Bien que de nombreuses méthodes SCMS ambiantes permettent l’analyse de cellules vivantes, elles souffrent généralement d’un faible débit en raison de la manipulation manuelle requise pour la sélection de cellules individuelles 23,37,38. Étant donné que le métabolisme cellulaire est très dynamique, une préparation prolongée des échantillons peut modifier les profils de métabolites. Pour résoudre ce problème, les chercheurs appliquent des techniques d’extinction immédiatement après avoir isolé les cellules39,40. L’extinction stoppe l’activité métabolique soit par refroidissement rapide 41,42,43,44, soit par dénaturation enzymatique 43,45,46,47, préservant ainsi l’état biochimique des cellules à un moment précis. Cette étape est essentielle pour garantir des données métabolomiques précises et pertinentes dans le temps. Un protocole d’extinction efficace doit arrêter rapidement et complètement l’activité métabolique intracellulaire. Diverses méthodes ont été évaluées, notamment la solution saline isotonique froide48, l’acétonitrile46 réfrigéré, le méthanol froid 44,47,48,49, la solution tampon de phosphate glacée (PBS)43,50, le LN2 43,44,51, et même les traitements à l’air chaud 52. Alors que beaucoup d’entre eux ont été développés à l’origine pour la métabolomique à cellules en vrac, certains, comme le méthanol froid et l’acétonitrile, ont été adaptés pour des techniques unicellulaires telles que Pico-ESI-MS39 et MALDI-MS46. Malgré leur efficacité, chaque méthode présente des inconvénients : les solvants organiques peuvent provoquer des fuites de métabolites et endommager les membranes cellulaires48,53, et les solutions salines non volatiles peuvent interférer avec la SEP en provoquant une suppression des ions54, en réduisant la sensibilité et en compromettant la précision des données47,55.
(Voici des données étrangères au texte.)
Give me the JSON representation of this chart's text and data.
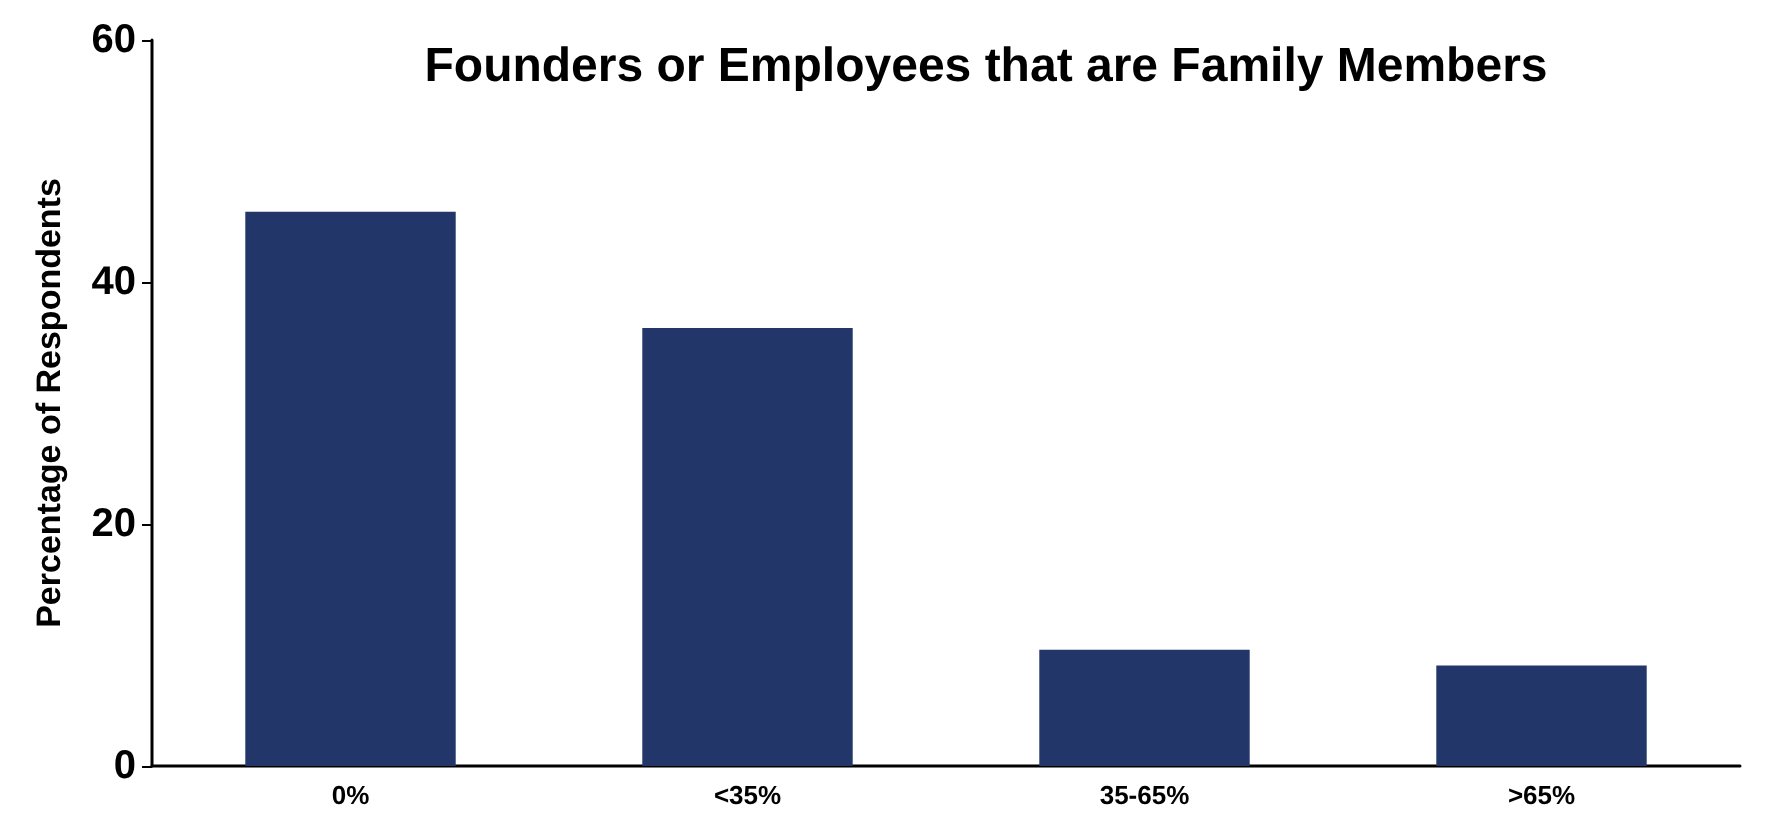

La congélation instantanée LN2 est couramment utilisée dans la recherche biologique56 car elle arrête rapidement le métabolisme cellulaire sans laisser de sels non volatils, ce qui en fait un bon choix pour la SCMS. Cependant, il peut endommager les membranes cellulaires, ce qui est problématique pour SCMS57,58. Pour réduire ces dommages, certaines études ont utilisé une méthode impliquant une filtration rapide, un lavage à froid du NaCl et la congélation du LN2, qui aide à retenir les métabolites à rotation rapide53,59. Pourtant, cette méthode n’est pas idéale pour le SCMS en raison des difficultés à isoler les cellules individuelles et des effets matriciels potentiels des résidus de sel. Le stockage à -80 °C est une autre méthode de conservation courante, mais ses effets sur les profils de métabolites unicellulaires restent incertains. Nous avons déjà présenté des études visant à remédier à ces limites en combinant plusieurs étapes clés : les cellules sont d’abord lavées avec une solution AF volatile compatible MS, puis trempées avec du LN2, lyophilisées sous vide et stockées à basse température (-80 °C)60. L’approche actuelle minimise les dommages cellulaires et la dégradation des métabolites, ce qui permet des mesures SCMS plus précises. Ce travail est axé sur les détails expérimentaux, visant à promouvoir l’adoption de cette méthode de préparation cellulaire pour les techniques SCMS robustes.